In a breakthrough that could revolutionize the energy sector and beyond, researchers have developed a novel laser technology that efficiently generates ultrafast vortex pulses with flexible control over their topological charge. This advancement, published in the journal *APL Photonics* (which translates to *American Physical Society Photonics*), addresses a long-standing challenge in the direct generation of these specialized laser pulses, paving the way for innovative applications in micro-manufacturing, optical trapping, and more.
At the heart of this research is a mode-locked Nd:YVO4 vortex laser, designed by a team led by Wei Zhou at Shenzhen University in China. The laser employs a self-consistent intracavity mode conversion scheme, eliminating the need for high-order mode-matching conditions that have previously hindered efficiency and power output. “Our approach integrates a semiconductor saturable absorber mirror for mode-locking and an intracavity vortex mode converter using a Q-plate (QP),” explains Zhou. “This allows us to achieve stable emissions of vortex pulses with arbitrary topological charge at a central wavelength of 1064 nanometers, simply by swapping the corresponding QP.”
The implications for the energy sector are substantial. Ultrafast vortex pulses have the potential to enhance precision in micro-manufacturing processes, which are critical for the production of advanced materials and components used in renewable energy technologies. For instance, the ability to manipulate light with high precision can improve the efficiency of solar cells and other energy-harvesting devices. “The generated LG0,1 and LG0,16 vortex pulses have durations of 10.2 and 10.8 picoseconds, with average output powers of 3.51 and 3.16 watts, respectively,” Zhou notes. “This level of performance opens up new possibilities for applications that require high-power, high-efficiency laser pulses.”
The research also highlights the flexibility and robustness of the new laser design.
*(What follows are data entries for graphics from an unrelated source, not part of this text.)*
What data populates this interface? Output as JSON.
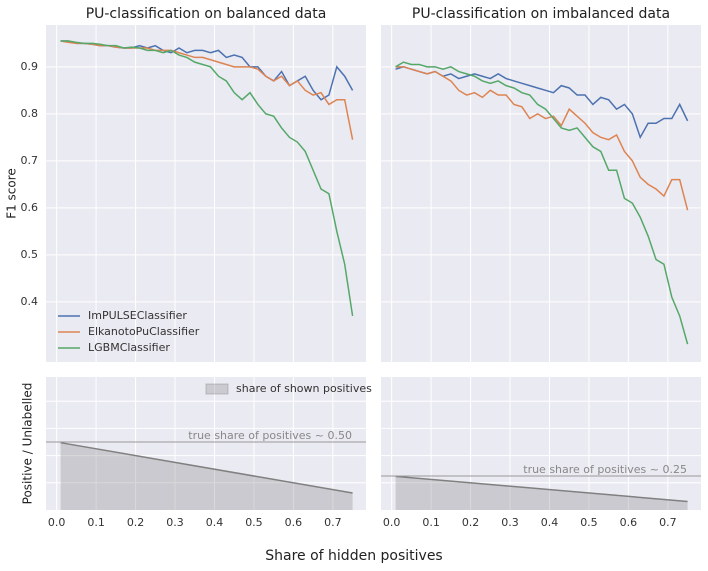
{
  "figure": {
    "xlabel": "Share of hidden positives"
  },
  "chart_data": [
    {
      "type": "line",
      "title": "PU-classification on balanced data",
      "ylabel": "F1 score",
      "x": [
        0.01,
        0.03,
        0.05,
        0.07,
        0.09,
        0.11,
        0.13,
        0.15,
        0.17,
        0.19,
        0.21,
        0.23,
        0.25,
        0.27,
        0.29,
        0.31,
        0.33,
        0.35,
        0.37,
        0.39,
        0.41,
        0.43,
        0.45,
        0.47,
        0.49,
        0.51,
        0.53,
        0.55,
        0.57,
        0.59,
        0.61,
        0.63,
        0.65,
        0.67,
        0.69,
        0.71,
        0.73,
        0.75
      ],
      "xlim": [
        -0.027,
        0.784
      ],
      "xticks": [
        0,
        0.1,
        0.2,
        0.3,
        0.4,
        0.5,
        0.6,
        0.7
      ],
      "ylim": [
        0.272,
        0.989
      ],
      "yticks": [
        0.4,
        0.5,
        0.6,
        0.7,
        0.8,
        0.9
      ],
      "grid": true,
      "legend": "lower left",
      "series": [
        {
          "name": "ImPULSEClassifier",
          "color": "#4c72b0",
          "values": [
            0.955,
            0.955,
            0.95,
            0.95,
            0.948,
            0.945,
            0.945,
            0.942,
            0.94,
            0.94,
            0.945,
            0.94,
            0.945,
            0.935,
            0.93,
            0.94,
            0.93,
            0.935,
            0.935,
            0.93,
            0.935,
            0.92,
            0.925,
            0.92,
            0.9,
            0.9,
            0.88,
            0.87,
            0.89,
            0.86,
            0.87,
            0.88,
            0.85,
            0.83,
            0.84,
            0.9,
            0.88,
            0.85
          ]
        },
        {
          "name": "ElkanotoPuClassifier",
          "color": "#dd8452",
          "values": [
            0.955,
            0.952,
            0.95,
            0.95,
            0.948,
            0.945,
            0.945,
            0.942,
            0.94,
            0.94,
            0.94,
            0.94,
            0.935,
            0.935,
            0.935,
            0.93,
            0.925,
            0.92,
            0.92,
            0.915,
            0.91,
            0.905,
            0.9,
            0.9,
            0.9,
            0.895,
            0.88,
            0.87,
            0.88,
            0.86,
            0.87,
            0.85,
            0.84,
            0.845,
            0.82,
            0.83,
            0.83,
            0.745
          ]
        },
        {
          "name": "LGBMClassifier",
          "color": "#55a868",
          "values": [
            0.955,
            0.955,
            0.952,
            0.95,
            0.95,
            0.948,
            0.945,
            0.945,
            0.94,
            0.942,
            0.94,
            0.935,
            0.935,
            0.93,
            0.935,
            0.925,
            0.92,
            0.91,
            0.905,
            0.9,
            0.88,
            0.87,
            0.845,
            0.83,
            0.845,
            0.82,
            0.8,
            0.795,
            0.77,
            0.75,
            0.74,
            0.72,
            0.68,
            0.64,
            0.63,
            0.55,
            0.48,
            0.37
          ]
        }
      ]
    },
    {
      "type": "line",
      "title": "PU-classification on imbalanced data",
      "x": [
        0.01,
        0.03,
        0.05,
        0.07,
        0.09,
        0.11,
        0.13,
        0.15,
        0.17,
        0.19,
        0.21,
        0.23,
        0.25,
        0.27,
        0.29,
        0.31,
        0.33,
        0.35,
        0.37,
        0.39,
        0.41,
        0.43,
        0.45,
        0.47,
        0.49,
        0.51,
        0.53,
        0.55,
        0.57,
        0.59,
        0.61,
        0.63,
        0.65,
        0.67,
        0.69,
        0.71,
        0.73,
        0.75
      ],
      "xlim": [
        -0.027,
        0.784
      ],
      "xticks": [
        0,
        0.1,
        0.2,
        0.3,
        0.4,
        0.5,
        0.6,
        0.7
      ],
      "ylim": [
        0.272,
        0.989
      ],
      "yticks": [
        0.4,
        0.5,
        0.6,
        0.7,
        0.8,
        0.9
      ],
      "grid": true,
      "series": [
        {
          "color": "#4c72b0",
          "values": [
            0.895,
            0.9,
            0.895,
            0.89,
            0.885,
            0.89,
            0.88,
            0.885,
            0.875,
            0.88,
            0.885,
            0.88,
            0.875,
            0.885,
            0.875,
            0.87,
            0.865,
            0.86,
            0.855,
            0.85,
            0.845,
            0.86,
            0.855,
            0.84,
            0.84,
            0.82,
            0.835,
            0.83,
            0.81,
            0.82,
            0.8,
            0.75,
            0.78,
            0.78,
            0.79,
            0.79,
            0.82,
            0.785
          ]
        },
        {
          "color": "#dd8452",
          "values": [
            0.9,
            0.9,
            0.895,
            0.89,
            0.885,
            0.89,
            0.88,
            0.87,
            0.85,
            0.84,
            0.845,
            0.835,
            0.85,
            0.84,
            0.84,
            0.82,
            0.815,
            0.79,
            0.8,
            0.79,
            0.795,
            0.775,
            0.81,
            0.795,
            0.78,
            0.76,
            0.75,
            0.745,
            0.755,
            0.72,
            0.7,
            0.665,
            0.65,
            0.64,
            0.625,
            0.66,
            0.66,
            0.595
          ]
        },
        {
          "color": "#55a868",
          "values": [
            0.9,
            0.91,
            0.905,
            0.905,
            0.9,
            0.9,
            0.895,
            0.9,
            0.89,
            0.885,
            0.88,
            0.87,
            0.865,
            0.87,
            0.86,
            0.855,
            0.845,
            0.84,
            0.82,
            0.81,
            0.79,
            0.77,
            0.765,
            0.77,
            0.75,
            0.73,
            0.72,
            0.68,
            0.68,
            0.62,
            0.61,
            0.58,
            0.54,
            0.49,
            0.48,
            0.41,
            0.37,
            0.31
          ]
        }
      ]
    },
    {
      "type": "area",
      "ylabel": "Positive / Unlabelled",
      "x": [
        0.01,
        0.75
      ],
      "xlim": [
        -0.027,
        0.784
      ],
      "xticks": [
        {
          "value": 0,
          "label": "0.0"
        },
        0.1,
        0.2,
        0.3,
        0.4,
        0.5,
        0.6,
        0.7
      ],
      "ylim": [
        0,
        0.978
      ],
      "yticks": [
        0.2,
        0.4,
        0.6,
        0.8
      ],
      "grid": true,
      "legend": "upper right",
      "series": [
        {
          "name": "share of shown positives",
          "color": "#808080",
          "values": [
            0.495,
            0.125
          ]
        }
      ],
      "annotations": [
        {
          "text": "true share of positives ~ 0.50",
          "y": 0.5
        }
      ]
    },
    {
      "type": "area",
      "x": [
        0.01,
        0.75
      ],
      "xlim": [
        -0.027,
        0.784
      ],
      "xticks": [
        {
          "value": 0,
          "label": "0.0"
        },
        0.1,
        0.2,
        0.3,
        0.4,
        0.5,
        0.6,
        0.7
      ],
      "ylim": [
        0,
        0.978
      ],
      "yticks": [
        0.2,
        0.4,
        0.6,
        0.8
      ],
      "grid": true,
      "series": [
        {
          "color": "#808080",
          "values": [
            0.2475,
            0.0625
          ]
        }
      ],
      "annotations": [
        {
          "text": "true share of positives ~ 0.25",
          "y": 0.25
        }
      ]
    }
  ]
}
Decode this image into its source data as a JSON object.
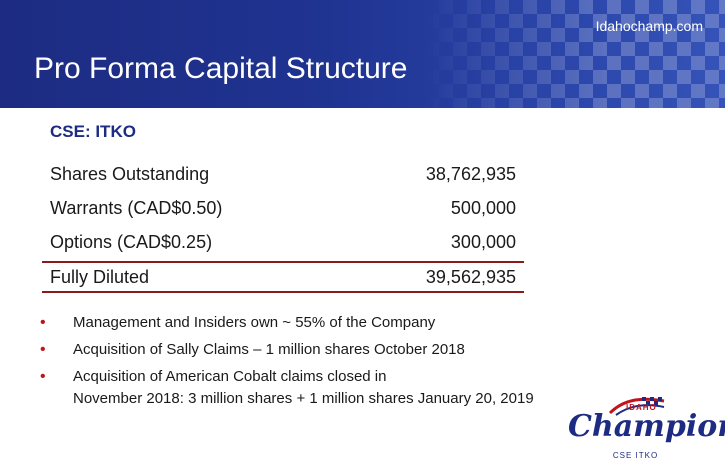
{
  "header": {
    "site": "Idahochamp.com",
    "title": "Pro Forma Capital Structure"
  },
  "ticker": "CSE: ITKO",
  "rows": [
    {
      "label": "Shares Outstanding",
      "value": "38,762,935"
    },
    {
      "label": "Warrants (CAD$0.50)",
      "value": "500,000"
    },
    {
      "label": "Options (CAD$0.25)",
      "value": "300,000"
    }
  ],
  "total": {
    "label": "Fully Diluted",
    "value": "39,562,935"
  },
  "bullets": [
    "Management and Insiders own ~ 55% of the Company",
    "Acquisition of Sally Claims – 1 million shares October 2018",
    "Acquisition of American Cobalt claims closed in\nNovember 2018: 3 million shares + 1 million shares January 20, 2019"
  ],
  "logo": {
    "top": "IDAHO",
    "name": "Champion",
    "sub": "CSE ITKO"
  },
  "colors": {
    "header_blue": "#1f3391",
    "ticker_navy": "#1d2c82",
    "rule_red": "#8b1a1a",
    "bullet_red": "#c0141c"
  }
}
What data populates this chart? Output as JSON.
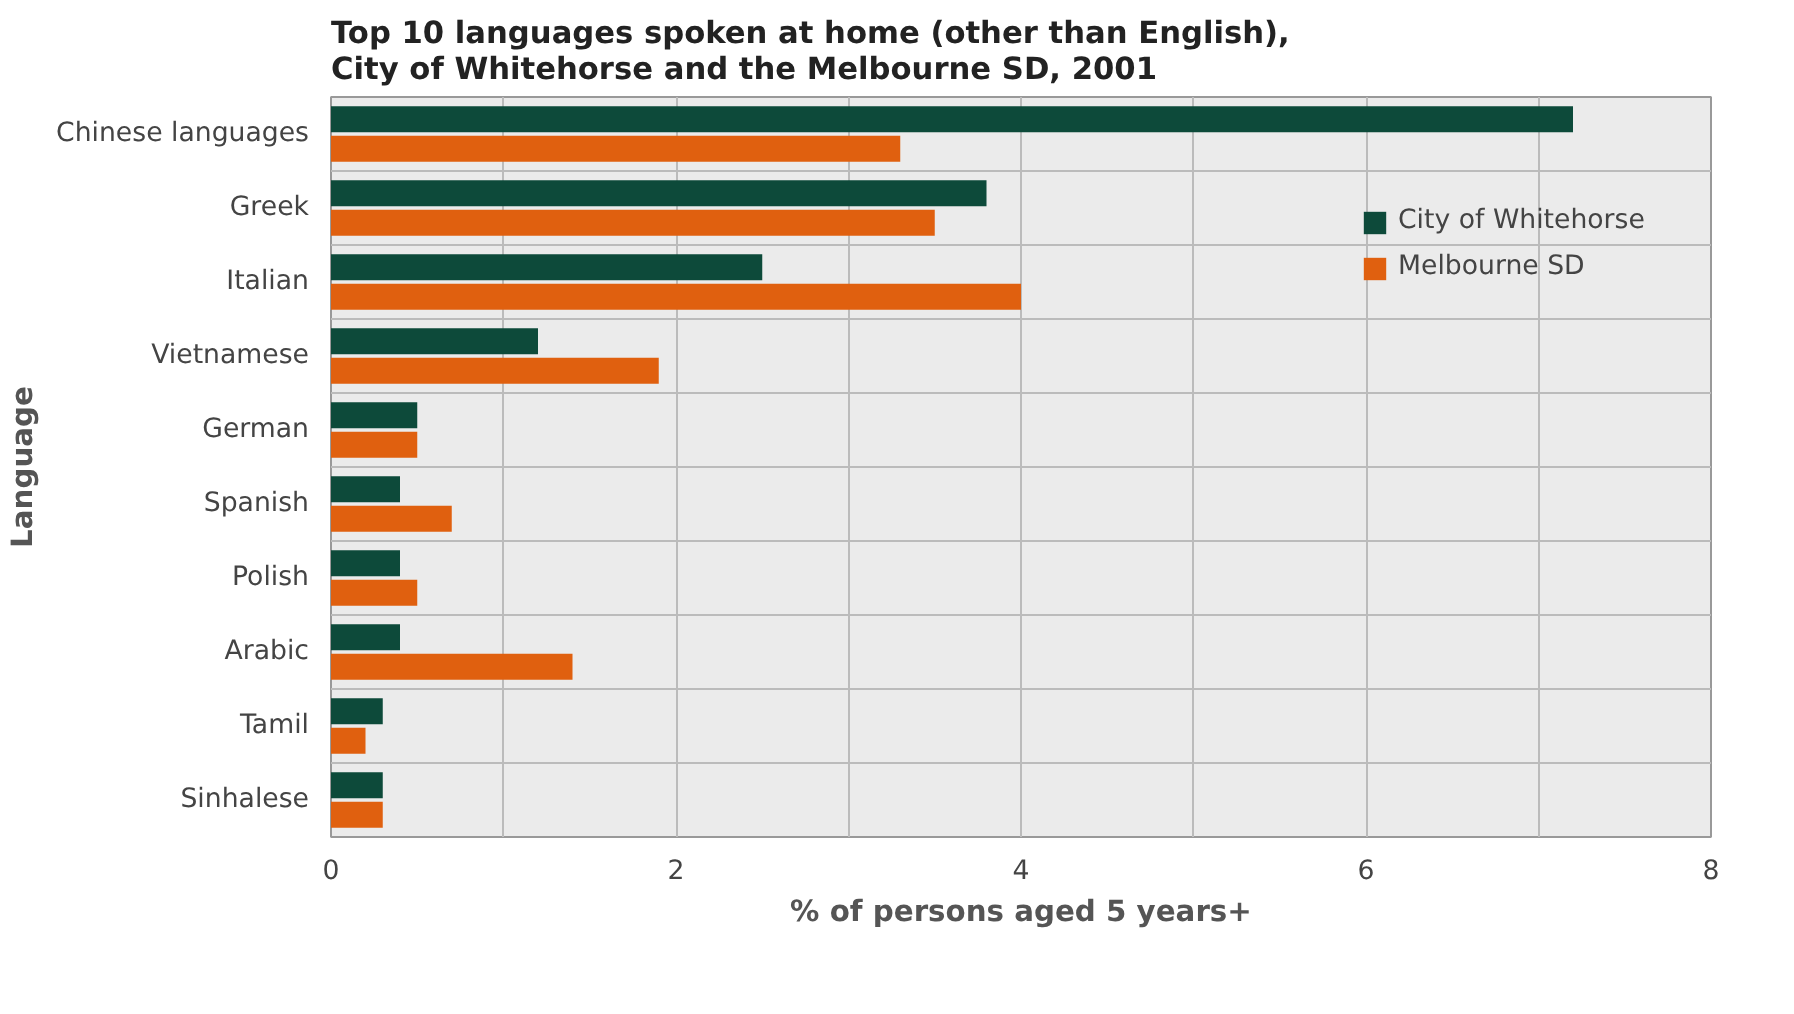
{
  "chart_data": {
    "type": "bar",
    "orientation": "horizontal",
    "title": "Top 10 languages spoken at home (other than English),\nCity of Whitehorse and the Melbourne SD, 2001",
    "xlabel": "% of persons aged 5 years+",
    "ylabel": "Language",
    "categories": [
      "Chinese languages",
      "Greek",
      "Italian",
      "Vietnamese",
      "German",
      "Spanish",
      "Polish",
      "Arabic",
      "Tamil",
      "Sinhalese"
    ],
    "series": [
      {
        "name": "City of Whitehorse",
        "color": "#0d4a3a",
        "values": [
          7.2,
          3.8,
          2.5,
          1.2,
          0.5,
          0.4,
          0.4,
          0.4,
          0.3,
          0.3
        ]
      },
      {
        "name": "Melbourne SD",
        "color": "#e0600f",
        "values": [
          3.3,
          3.5,
          4.0,
          1.9,
          0.5,
          0.7,
          0.5,
          1.4,
          0.2,
          0.3
        ]
      }
    ],
    "xlim": [
      0,
      8
    ],
    "xticks": [
      0,
      {
        "value": 1,
        "label": null
      },
      2,
      {
        "value": 3,
        "label": null
      },
      4,
      {
        "value": 5,
        "label": null
      },
      6,
      {
        "value": 7,
        "label": null
      },
      8
    ],
    "grid": true,
    "legend": "top right"
  }
}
By maintaining a slope efficiency of 33.1% for the LG0,1 vortex mode and 28.9% for higher-order modes up to LG0,16, the technology demonstrates its potential for scalable and adaptable use in various industrial settings. This could lead to more efficient and cost-effective manufacturing processes, ultimately driving down the costs of energy technologies and making them more accessible.
As the energy sector continues to evolve, the demand for advanced laser technologies that can meet the challenges of precision and efficiency will only grow. This research, published in *APL Photonics*, represents a significant step forward in meeting these demands. By providing a robust framework for the design and construction of efficient, high-power pulsed vortex lasers, the work of Wei Zhou and his team at Shenzhen University is poised to shape the future of laser technology and its applications in the energy sector and beyond.